Porque la historia de Dickens, en efecto, no desmerece de sus novelas. El futuro escritor había trabajado de niño, con tan sólo doce años, en una fábrica de betún, conociendo de primera mano el inframundo de explotación y miseria que subyacía bajo la elegante fachada del orden victoriano. No olvidó nunca aquella experiencia, que lo marcó a fuego, y de ella extrajo los materiales para sus novelas, en particular la semiautobiográfica David Copperfield -su obra maestra- pero también muchas otras, que muestran el reverso sórdido de una sociedad bastante menos justa y ejemplar de lo que proclamaban o creían los selectos representantes de las clases patricias y aun la propia soberana, devota del escritor como gran parte de sus súbditos. "Gracias a sus estampas de la vida diaria -destacaba un cronista del Daily News al día siguiente de la muerte de Dickens-, que no a las crónicas oficiales, las generaciones futuras tendrán la oportunidad de saber cómo se desarrollaba la vida en el siglo XIX". Pero Dickens no fue sólo un cronista de su tiempo, "un observador solitario -escribe Ackroyd, muy decimonónicamente- que, igual que el antropólogo anota los rituales que presiden la vida diaria de determinada tribu salvaje, escrutaba las costumbres de su época". Por él sabemos, en efecto, que en el corazón del Imperio habitaba asimismo la barbarie, pero su extraordinario mundo novelesco no puede reducirse al valor testimonial que también aporta.

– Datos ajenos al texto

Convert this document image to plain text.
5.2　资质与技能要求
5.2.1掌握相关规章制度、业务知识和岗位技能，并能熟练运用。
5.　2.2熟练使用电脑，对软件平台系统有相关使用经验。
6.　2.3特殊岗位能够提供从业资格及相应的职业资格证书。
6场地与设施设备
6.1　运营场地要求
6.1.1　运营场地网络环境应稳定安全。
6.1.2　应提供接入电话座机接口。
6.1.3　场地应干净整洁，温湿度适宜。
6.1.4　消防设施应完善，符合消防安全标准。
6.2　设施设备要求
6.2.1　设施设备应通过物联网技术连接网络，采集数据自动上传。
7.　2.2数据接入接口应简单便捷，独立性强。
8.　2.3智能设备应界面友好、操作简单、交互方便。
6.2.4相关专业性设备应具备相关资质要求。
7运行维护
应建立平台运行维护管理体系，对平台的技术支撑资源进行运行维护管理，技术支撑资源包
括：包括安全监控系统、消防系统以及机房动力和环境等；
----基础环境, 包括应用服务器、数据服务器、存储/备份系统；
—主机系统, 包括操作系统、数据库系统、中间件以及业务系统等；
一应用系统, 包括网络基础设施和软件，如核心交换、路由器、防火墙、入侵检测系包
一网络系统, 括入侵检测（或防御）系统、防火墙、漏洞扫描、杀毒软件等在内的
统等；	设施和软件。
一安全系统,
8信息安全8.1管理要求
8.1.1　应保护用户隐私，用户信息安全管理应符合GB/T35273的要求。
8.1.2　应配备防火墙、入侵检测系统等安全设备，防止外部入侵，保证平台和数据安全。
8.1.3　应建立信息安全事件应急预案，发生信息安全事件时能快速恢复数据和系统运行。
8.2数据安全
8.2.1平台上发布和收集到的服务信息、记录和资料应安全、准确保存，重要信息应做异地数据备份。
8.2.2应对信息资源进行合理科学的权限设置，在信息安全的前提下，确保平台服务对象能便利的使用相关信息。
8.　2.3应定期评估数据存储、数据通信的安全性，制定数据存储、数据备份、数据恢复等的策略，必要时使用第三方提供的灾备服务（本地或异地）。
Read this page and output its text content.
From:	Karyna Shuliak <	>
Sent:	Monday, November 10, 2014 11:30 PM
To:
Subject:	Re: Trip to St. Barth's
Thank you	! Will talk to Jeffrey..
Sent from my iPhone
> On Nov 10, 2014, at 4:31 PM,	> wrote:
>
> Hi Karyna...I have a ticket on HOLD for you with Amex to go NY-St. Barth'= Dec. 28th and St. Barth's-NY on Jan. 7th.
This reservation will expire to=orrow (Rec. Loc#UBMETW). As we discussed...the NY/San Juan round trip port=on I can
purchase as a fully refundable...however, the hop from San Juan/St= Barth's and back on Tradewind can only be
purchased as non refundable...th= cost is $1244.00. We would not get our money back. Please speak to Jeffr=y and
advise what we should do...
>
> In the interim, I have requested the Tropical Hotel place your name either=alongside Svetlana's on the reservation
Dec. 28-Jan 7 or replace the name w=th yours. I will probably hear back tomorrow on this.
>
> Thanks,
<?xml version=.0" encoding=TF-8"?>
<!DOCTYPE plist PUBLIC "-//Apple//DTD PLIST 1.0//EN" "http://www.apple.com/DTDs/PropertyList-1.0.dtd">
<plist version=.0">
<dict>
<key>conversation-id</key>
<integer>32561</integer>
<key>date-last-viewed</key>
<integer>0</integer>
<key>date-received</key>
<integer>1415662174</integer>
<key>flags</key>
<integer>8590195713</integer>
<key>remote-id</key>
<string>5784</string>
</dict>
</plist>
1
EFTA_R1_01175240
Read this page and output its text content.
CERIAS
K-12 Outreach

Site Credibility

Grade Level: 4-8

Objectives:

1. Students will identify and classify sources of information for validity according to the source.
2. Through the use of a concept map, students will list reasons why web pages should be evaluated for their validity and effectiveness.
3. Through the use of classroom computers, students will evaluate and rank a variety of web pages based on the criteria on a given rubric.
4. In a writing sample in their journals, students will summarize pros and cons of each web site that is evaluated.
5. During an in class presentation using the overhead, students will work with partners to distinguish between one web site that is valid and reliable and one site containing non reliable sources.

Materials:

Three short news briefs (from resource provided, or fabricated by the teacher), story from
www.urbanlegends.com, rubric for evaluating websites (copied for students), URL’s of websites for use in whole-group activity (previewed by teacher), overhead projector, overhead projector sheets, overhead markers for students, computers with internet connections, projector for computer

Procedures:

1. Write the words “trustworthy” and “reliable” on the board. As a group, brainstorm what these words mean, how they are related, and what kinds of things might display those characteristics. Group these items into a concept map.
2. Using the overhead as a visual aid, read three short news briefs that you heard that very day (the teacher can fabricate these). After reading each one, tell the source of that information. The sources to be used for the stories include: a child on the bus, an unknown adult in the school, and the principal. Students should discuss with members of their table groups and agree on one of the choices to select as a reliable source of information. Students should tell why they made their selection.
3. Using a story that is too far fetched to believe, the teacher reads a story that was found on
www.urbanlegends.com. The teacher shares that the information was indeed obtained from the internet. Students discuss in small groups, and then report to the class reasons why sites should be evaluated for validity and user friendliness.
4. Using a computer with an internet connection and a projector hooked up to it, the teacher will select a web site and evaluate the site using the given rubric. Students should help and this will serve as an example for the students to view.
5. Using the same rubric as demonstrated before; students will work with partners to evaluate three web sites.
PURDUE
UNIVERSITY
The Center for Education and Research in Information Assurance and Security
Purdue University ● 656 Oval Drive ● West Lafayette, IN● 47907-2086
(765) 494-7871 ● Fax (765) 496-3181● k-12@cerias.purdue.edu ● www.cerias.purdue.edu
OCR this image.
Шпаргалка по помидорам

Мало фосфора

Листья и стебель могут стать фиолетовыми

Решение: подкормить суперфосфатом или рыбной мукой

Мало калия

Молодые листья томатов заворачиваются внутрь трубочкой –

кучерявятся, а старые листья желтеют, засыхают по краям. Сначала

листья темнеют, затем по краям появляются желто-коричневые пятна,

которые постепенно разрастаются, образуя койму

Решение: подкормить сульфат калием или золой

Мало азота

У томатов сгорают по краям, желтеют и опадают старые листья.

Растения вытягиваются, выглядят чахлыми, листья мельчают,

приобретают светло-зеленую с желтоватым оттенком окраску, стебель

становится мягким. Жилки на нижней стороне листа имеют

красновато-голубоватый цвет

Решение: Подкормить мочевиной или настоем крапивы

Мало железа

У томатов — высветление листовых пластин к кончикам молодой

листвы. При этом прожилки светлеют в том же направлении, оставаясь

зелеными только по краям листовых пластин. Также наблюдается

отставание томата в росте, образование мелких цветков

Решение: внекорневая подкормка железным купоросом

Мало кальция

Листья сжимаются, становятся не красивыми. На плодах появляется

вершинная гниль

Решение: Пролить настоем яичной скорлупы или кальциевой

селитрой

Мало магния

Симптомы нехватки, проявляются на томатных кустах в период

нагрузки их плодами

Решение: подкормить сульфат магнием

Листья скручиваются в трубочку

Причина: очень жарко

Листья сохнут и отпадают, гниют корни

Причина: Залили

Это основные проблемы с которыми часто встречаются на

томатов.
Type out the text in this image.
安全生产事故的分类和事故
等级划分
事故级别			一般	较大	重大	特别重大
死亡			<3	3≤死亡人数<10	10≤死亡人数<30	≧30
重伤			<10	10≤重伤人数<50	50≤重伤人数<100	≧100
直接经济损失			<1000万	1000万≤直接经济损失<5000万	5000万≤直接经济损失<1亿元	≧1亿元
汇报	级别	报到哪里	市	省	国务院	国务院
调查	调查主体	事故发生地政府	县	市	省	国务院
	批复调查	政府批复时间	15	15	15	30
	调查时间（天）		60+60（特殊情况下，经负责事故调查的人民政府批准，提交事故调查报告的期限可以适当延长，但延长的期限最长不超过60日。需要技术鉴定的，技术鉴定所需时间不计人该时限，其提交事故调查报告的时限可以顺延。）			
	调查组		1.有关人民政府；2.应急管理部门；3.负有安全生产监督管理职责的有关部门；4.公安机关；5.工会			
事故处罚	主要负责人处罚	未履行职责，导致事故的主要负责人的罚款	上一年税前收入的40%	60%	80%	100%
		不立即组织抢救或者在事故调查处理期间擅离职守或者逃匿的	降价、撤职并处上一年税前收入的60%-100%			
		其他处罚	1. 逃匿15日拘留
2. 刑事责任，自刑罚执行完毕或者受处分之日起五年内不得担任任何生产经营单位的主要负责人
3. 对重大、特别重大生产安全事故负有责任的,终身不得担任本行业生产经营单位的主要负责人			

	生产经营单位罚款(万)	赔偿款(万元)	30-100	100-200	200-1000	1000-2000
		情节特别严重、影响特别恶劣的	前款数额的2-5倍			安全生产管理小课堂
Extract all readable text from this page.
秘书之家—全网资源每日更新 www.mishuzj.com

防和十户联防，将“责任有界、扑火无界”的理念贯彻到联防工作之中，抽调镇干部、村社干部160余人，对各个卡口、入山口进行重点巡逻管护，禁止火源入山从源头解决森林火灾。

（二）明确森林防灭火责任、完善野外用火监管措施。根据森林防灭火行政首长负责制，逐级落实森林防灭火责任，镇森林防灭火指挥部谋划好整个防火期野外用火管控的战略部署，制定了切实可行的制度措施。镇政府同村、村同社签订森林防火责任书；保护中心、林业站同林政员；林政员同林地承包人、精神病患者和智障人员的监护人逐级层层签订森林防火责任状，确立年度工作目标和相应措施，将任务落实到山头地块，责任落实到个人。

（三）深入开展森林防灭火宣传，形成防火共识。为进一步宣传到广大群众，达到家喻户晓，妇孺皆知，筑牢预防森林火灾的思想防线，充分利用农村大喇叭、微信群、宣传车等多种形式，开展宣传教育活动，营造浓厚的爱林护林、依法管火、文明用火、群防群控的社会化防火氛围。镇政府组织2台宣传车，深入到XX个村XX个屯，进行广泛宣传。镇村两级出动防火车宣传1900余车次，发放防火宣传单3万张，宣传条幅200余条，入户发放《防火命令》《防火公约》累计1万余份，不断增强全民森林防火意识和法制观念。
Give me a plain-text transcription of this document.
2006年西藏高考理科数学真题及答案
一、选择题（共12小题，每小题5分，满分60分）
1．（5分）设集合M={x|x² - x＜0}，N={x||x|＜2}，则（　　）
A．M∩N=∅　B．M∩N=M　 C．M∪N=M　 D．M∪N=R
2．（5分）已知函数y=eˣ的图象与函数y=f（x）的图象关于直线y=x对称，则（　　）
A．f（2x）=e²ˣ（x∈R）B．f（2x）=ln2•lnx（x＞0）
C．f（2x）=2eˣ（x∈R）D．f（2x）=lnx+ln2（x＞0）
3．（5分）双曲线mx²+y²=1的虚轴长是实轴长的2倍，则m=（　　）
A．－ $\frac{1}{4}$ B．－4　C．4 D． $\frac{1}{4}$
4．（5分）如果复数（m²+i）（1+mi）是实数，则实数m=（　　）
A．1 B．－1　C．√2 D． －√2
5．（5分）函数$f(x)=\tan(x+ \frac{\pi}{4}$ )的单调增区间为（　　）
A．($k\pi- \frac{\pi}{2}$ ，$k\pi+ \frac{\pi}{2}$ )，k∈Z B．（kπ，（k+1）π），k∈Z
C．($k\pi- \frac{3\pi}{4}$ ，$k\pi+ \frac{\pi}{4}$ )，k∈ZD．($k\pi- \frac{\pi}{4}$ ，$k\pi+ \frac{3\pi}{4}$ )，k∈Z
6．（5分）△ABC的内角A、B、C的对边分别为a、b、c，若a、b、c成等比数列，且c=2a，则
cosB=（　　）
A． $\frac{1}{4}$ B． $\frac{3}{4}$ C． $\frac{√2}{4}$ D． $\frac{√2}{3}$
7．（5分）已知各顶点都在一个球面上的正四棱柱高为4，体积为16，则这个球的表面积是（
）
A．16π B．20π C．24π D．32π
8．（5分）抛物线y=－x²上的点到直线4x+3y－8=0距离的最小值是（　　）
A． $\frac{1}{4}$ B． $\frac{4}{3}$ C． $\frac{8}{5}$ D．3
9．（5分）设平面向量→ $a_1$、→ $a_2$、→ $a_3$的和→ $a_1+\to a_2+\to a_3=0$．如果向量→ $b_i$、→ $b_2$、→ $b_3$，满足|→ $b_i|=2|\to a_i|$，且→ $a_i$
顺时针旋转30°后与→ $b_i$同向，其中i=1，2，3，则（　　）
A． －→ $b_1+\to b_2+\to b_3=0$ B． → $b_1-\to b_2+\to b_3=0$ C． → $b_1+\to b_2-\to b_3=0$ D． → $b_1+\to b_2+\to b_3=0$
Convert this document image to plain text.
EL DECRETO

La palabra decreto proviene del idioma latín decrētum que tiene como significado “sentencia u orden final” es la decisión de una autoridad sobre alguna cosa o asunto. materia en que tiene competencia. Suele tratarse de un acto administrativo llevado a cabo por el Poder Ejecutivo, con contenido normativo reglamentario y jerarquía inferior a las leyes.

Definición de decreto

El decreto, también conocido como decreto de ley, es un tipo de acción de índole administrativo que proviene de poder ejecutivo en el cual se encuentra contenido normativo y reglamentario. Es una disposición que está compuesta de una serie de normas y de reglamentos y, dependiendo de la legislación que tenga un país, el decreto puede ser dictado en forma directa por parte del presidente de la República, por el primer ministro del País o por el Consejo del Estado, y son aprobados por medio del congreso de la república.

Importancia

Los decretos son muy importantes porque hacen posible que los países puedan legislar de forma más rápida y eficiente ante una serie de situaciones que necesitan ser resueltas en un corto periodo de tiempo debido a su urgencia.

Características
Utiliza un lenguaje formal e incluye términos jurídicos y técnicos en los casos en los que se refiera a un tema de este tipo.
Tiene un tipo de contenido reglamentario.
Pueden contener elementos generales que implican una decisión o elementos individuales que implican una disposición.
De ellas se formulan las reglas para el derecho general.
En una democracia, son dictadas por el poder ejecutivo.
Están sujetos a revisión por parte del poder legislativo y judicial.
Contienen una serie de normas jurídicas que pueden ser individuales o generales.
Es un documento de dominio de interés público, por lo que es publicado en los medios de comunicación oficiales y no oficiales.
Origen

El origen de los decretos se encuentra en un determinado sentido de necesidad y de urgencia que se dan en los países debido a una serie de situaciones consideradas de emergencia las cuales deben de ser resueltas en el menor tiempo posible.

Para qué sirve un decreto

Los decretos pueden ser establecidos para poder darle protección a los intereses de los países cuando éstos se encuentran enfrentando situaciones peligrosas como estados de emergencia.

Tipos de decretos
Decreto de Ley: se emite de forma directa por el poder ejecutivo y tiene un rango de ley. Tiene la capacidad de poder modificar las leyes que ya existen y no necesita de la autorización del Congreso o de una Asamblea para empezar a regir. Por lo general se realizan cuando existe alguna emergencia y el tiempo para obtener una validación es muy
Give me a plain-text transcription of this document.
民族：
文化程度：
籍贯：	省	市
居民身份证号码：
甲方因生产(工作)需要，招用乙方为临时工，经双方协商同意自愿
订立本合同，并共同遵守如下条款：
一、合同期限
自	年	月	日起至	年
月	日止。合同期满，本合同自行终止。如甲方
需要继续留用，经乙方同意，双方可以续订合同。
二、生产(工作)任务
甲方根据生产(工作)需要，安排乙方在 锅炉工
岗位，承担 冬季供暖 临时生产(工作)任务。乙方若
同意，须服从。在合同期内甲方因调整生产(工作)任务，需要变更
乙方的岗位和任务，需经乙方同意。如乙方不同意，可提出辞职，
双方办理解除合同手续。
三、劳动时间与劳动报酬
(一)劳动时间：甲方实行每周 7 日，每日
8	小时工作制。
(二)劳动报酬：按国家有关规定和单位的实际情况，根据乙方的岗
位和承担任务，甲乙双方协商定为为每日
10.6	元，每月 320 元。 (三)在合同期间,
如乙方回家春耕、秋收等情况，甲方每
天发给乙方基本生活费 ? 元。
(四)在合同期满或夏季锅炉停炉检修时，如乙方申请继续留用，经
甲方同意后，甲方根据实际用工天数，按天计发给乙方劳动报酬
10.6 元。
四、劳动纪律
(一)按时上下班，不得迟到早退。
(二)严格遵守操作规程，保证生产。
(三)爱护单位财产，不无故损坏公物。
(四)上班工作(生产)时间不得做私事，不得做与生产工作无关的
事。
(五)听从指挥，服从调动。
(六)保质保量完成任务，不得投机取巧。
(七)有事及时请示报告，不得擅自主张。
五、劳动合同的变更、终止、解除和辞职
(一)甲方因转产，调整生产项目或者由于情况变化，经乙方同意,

Destaca Ackroyd la capacidad de Dickens para retratar, como se dice de los autores rusos, el alma del pueblo inglés, "tanto en su morosa melancolía como en su chispeante sentido del humor, en su talante poético como en su audacia, en su indulgencia y desmesura como en su gusto por la ironía y el retraimiento". Es un biógrafo, claro está, partidario, pero la simpatía o la devoción por su personaje -descrito como un reformista en materia social, sin verdaderas aspiraciones políticas- no le impide captar los matices de un escritor que evolucionó en cuanto al dominio de su arte y también en su visión del mundo, cada vez más dubitativa y melancólica. Los orígenes humildes, la formación autodidacta, la vida itinerante, el trabajo en una oficina, como taquígrafo parlamentario o corresponsal de prensa, todo lo aprovechó Dickens en sus novelas. Apoyado en su férrea disciplina y una gran capacidad de trabajo, el autor logró un éxito sin precedentes y una fortuna considerable, pero no llegó a disfrutar demasiado tiempo de ella, dado que murió a los 58 años; siempre lo había dominado un sentimiento de insatisfacción y se encontraba en los últimos tiempos agotado y envejecido.
Dice Andrés Trapiello, a propósito de Grandes expectativas, que el humor y la melancolía de Dickens hacen de él un claro representante de la estirpe cervantina, que es tanto como decir de la gran tradición de la novela universal. Pero a continuación añade que no ha sido otro escritor, sino un cómico, Charles Chaplin -tal vez no sea casualidad que Ackroyd esté trabajando en su biografía-, quien mejor ha recogido la lección de Dickens, por su "capacidad de hacernos sonreír mientras asistíamos a (un) drama desproporcionado" y por su temperamento de eterno adolescente. La compasión y el espanto, así pues, como reclamaba el griego, pero también la risa, el consuelo y -por qué no decirlo- un poco de esperanza.